Вернулась Алена быстро и молча развела руками.

— Что?

— Ничего нет. Ни паспорта, ни банковских документов.

— Вот! — озарилась Ольга. — А теперь я вам скажу, что надо делать. Ты обратила внимание, что в Сбербанке везде натыканы камеры слежения? — повернулась она к Алене. — У нас будет портрет преступника! Но самое главное не в этом, понимаешь?

— Нет, — честно призналась Алена.

Ольга, явно наслаждаясь ролью преуспевающего детектива, выдержала эффектную паузу.

— Главное, что на этой пленке не будет тебя! Понято? Надо немедленно обращаться в суд и в милицию. Пусть ищут преступника! Теть Валь, чего вы молчите?

— Не надо никуда обращаться, — тихо сказала Валя. — Я знаю, кто взял документы.
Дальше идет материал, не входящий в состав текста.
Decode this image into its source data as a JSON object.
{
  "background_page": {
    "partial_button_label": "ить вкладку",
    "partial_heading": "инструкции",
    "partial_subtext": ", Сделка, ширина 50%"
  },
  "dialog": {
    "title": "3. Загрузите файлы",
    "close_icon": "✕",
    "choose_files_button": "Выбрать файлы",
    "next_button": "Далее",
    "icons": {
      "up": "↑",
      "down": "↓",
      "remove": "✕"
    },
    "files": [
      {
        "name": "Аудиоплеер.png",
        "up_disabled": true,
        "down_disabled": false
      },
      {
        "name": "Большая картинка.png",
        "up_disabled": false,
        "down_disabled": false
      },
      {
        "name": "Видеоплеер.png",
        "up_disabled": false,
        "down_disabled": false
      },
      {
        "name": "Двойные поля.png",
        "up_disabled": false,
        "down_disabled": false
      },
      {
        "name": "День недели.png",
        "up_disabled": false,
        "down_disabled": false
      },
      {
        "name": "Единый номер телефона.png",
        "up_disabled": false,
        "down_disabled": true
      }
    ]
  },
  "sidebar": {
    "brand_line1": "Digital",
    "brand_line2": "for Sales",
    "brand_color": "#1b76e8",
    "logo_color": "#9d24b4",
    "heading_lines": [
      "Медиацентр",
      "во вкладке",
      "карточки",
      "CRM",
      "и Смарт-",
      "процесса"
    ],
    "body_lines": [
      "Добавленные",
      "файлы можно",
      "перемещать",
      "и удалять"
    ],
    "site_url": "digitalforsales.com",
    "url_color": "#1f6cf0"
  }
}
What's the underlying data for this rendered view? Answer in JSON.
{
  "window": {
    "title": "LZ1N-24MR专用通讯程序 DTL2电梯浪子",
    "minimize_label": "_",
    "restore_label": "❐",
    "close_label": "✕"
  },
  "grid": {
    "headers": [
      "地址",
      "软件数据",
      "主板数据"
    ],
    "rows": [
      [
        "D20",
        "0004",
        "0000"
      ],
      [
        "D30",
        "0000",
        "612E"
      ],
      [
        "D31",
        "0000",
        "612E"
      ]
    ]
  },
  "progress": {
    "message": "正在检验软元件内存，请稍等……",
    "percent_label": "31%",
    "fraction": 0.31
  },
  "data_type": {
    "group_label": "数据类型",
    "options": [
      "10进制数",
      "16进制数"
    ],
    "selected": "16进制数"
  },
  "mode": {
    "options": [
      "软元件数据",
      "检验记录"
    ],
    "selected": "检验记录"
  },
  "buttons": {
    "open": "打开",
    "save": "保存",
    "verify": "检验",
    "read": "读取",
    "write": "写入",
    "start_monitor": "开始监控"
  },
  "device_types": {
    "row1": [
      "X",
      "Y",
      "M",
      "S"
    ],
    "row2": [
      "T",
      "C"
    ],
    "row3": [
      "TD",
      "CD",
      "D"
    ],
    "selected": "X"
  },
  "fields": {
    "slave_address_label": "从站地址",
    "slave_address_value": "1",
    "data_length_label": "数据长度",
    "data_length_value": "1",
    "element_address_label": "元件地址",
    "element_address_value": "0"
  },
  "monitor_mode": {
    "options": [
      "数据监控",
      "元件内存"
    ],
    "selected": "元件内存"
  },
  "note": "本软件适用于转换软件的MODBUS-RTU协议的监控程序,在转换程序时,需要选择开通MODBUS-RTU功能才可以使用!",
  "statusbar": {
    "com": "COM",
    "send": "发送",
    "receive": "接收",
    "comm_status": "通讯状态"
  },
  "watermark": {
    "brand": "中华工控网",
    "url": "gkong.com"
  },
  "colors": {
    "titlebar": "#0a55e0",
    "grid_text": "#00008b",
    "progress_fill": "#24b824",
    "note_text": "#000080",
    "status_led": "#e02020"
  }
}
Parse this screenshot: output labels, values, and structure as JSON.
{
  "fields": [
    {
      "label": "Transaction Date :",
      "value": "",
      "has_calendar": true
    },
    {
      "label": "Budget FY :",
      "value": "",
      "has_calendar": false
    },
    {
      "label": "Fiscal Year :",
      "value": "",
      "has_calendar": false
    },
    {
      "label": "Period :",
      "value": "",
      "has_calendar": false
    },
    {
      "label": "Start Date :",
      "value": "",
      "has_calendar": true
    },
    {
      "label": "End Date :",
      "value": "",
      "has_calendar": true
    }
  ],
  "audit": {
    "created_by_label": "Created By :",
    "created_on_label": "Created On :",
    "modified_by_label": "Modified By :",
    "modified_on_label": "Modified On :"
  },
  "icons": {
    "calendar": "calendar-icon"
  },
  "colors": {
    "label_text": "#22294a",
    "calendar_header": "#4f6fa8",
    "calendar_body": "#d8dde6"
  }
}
— Кто?! — вытаращила глаза Ольга.

— Наталья…

— Господи, мама! Да мы ей даже ничего не говорили!

— Когда тебе звонили из банка? Первого апреля? Как раз в этот день Наталья приходили сюда, и я помню, что она говорила по телефону…

— …а потом осталась ночевать, — упавшим голосом продолжила Алена.

— Но она же у вас черненькая, а Ленка рыжая, — постаралась соблюсти объективность Ольга. — Хотя что я говорю! Это-то как раз просто — купила парик, нарисовала лицо. Она же у вас художница. Ей и подпись подделать ничего не стоит. Вот сука! В суд подавайте, пока она все не истратила!

— Надо сначала с ней поговорить. Может, она вернет деньги? Или хотя бы часть. Ведь позор-то какой!

— Ничего она вам не вернет, — отмахнулась Ольга. — Она у вас последнее отнимет и еще на костях ваших попляшет. Вот в это я скорее поверю.

— Все равно надо сначала с ней поговорить, — не отступала Алена.

— Ну хорошо, — нехотя согласилась Ольга. — Только говорить будем мы с Вероникой. Вас-то она быстро вокруг пальца обведет и не поморщится. А мы из нее эти деньги вытрясем, как из Буратино.

— Из Буратино не вытрясли, — напомнила из-за двери Мими. — Он убежал.

— Ничего, — зловеще пообещала Ольга. — От нас не убежит…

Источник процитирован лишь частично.